If government wanted people with skills doing the skilled jobs required, they need to outbid the Googles of the world. They need talent with the calibre to get the job done right. The first time. Talent that doesn't have fighter pilots blanking out from lack of oxygen because they actually bothered to design things that work. Talent that doesn't have glass-cockpit aircraft carriers dead in the water because of a division by zero error in a Windows application.

The starting price needs to be higher. Much, much higher. Not only to be realistic, but to be realistic with the people needed to MAKE it realistic.

Comment Re:Fuck Lockheed (Score 1) 108

Nobody is going to increase their expenses voluntarily. Especially on something like a rocket, where local disasters are very public and very expensive. And doubly not in a situation where increasing the cost of the contract would be a political nightmare likely solved by the contract moving to someone else buying from Russia.

When money talks, nobody asks questions.

Comment Re:Fuck Lockheed (Score 2) 108

It's what you get in a market economy. Sorry, but outsourcing is cheaper and the cheaper product will win over the better product 99 times out of 100. Especially when it comes to government, where they're legally obliged to go with the cheapest bid.
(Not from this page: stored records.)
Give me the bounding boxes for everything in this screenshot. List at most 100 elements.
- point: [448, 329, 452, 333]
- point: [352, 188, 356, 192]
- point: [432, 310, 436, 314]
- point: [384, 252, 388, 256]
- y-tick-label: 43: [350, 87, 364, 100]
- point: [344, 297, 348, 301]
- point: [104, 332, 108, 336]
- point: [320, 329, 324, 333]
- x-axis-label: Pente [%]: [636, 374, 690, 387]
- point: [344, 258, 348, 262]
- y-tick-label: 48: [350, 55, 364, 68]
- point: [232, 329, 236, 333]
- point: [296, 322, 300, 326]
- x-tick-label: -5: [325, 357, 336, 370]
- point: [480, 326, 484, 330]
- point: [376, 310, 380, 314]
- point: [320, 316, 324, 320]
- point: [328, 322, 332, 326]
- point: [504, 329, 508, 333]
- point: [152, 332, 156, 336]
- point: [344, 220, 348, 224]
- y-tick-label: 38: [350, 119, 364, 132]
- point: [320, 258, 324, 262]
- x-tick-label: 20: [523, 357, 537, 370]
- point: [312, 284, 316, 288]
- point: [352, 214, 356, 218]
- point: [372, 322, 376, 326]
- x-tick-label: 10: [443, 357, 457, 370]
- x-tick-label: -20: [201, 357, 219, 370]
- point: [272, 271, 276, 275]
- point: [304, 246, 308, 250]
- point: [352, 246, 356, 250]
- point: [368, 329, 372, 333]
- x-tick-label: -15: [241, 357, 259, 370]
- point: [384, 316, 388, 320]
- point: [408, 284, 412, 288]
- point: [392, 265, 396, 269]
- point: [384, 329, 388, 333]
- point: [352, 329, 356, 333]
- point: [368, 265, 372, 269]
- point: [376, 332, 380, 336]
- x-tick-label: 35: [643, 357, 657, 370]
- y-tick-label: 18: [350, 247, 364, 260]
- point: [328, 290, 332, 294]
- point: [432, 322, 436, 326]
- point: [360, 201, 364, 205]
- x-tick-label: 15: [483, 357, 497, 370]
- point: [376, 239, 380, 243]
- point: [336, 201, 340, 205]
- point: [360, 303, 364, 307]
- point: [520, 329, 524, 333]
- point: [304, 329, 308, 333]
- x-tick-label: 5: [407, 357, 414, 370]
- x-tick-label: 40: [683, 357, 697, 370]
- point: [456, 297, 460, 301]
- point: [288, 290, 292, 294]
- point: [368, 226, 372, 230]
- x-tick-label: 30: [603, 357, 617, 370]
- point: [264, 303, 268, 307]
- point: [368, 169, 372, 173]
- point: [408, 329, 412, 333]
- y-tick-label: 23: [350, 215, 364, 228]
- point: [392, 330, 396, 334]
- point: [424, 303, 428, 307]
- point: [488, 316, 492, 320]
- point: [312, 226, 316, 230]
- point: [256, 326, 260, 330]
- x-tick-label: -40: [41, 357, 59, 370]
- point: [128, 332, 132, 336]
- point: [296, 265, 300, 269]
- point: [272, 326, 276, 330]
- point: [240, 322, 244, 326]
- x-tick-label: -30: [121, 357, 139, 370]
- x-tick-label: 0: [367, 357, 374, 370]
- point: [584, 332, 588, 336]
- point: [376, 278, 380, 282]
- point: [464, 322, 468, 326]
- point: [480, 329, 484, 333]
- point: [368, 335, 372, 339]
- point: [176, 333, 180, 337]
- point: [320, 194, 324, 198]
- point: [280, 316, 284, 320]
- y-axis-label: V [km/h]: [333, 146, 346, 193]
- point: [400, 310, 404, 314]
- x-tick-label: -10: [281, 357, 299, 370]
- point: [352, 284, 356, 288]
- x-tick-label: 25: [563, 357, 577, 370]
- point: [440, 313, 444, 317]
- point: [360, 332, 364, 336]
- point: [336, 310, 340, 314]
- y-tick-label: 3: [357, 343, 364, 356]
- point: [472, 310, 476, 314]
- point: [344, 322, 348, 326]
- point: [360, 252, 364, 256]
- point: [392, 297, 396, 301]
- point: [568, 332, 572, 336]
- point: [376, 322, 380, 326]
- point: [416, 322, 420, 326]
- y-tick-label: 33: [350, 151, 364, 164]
That's just the way the country is set up. Anyone with a brain would tell you that outsourcing even across State lines, never mind international boundaries, carries political risk. The nation decided, rightly or wrongly, that saving money was more important. If the roll of the dice is against you, well, too bad. That happens.

It also carries geological risks. Putting all the chip factories in one earthquake-prone zone in Asia - and, indeed, along the same bloody faultline, was a marvelous piece of risk management. Penny wise, pound foolish, as us Brits usually say. After the fact and rarely before.

That brings me to the related point of putting vital infrastructure in dangerous locations.

Silicon Valley (a highly polluted zone that exports contaminated water at vast expense to places that dump the water back into Silicon Valley's water sources) is a remarkable piece of stupidity, being as it is, situated on one fault line and close enough to another. Silicon Forest (Oregon/Washington State) has taken up some of the IT load, but given that the locations are still on the Ring of Fire and thus still in dangerously unstable territory, the industry has successfully doubled the chances of catastrophe.

Most of the design engineers not located in these places are in India (a nice, stable location with no deadly diseases rampaging through the countryside and no risk of religious civil war or war with any neighbouring country), Israel (ditto except for the disease AFAIK), China (great choice, no problems there!) and Jaan (not the least bit likely to get into a conflict with neighbours, have power stations explode, suffer earthquakes or tsunamis, or lunatic politicians hell-bent on causing a crisis).